If you’re a music fan of a certain age and lived or worked in London in the mid-80s and 90s, there will probably still be the urge, when coming up the escalator at Piccadilly Tube station, to head right through the exit where a set of double doors led you to the basement of Tower Records.
Tower blew HMV out of the water: the size of the store, the vast amount of stock (any artist, any genre, any import), the eye-popping hand-crafted signage, and the fab free mag, Top, which was edited by Classic Rock’s own Hugh Fielder. This writer even saw Aerosmith’s Steven Tyler waiting for a date outside the branch one Friday night at midnight, it was that cool.

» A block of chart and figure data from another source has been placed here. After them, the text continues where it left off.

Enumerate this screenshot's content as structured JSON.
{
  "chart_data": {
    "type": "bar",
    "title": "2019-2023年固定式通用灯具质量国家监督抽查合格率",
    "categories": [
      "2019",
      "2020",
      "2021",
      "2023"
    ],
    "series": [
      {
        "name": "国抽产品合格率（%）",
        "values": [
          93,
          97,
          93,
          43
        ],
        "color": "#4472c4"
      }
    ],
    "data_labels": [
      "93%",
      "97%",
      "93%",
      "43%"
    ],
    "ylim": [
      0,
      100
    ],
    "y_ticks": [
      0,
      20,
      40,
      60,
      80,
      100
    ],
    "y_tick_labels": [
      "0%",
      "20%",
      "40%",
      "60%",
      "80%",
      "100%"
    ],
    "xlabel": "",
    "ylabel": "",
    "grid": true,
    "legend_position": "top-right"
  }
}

This crowdfunded documentary maps out Tower’s seemingly unstoppable rise from its 60s roots in California to where it inevitably goes wrong in the modern digital age. The foundation is Russ Solomon, at 90 years old still retaining the wild but cool charm that helped him build the empire that began with selling vinyl in his father’s drugstore.
Bruce Springsteen, Dave Grohl, Chuck D and Elton John all lend fanboy weight, but the staff are the stars, long-serving men and women with various skills, from accounts and logistics to just being really good at partying, which gave Tower its rock’n’roll edge and family feel. Honest, hilarious and emotional, the conclusion holds a fitting twist.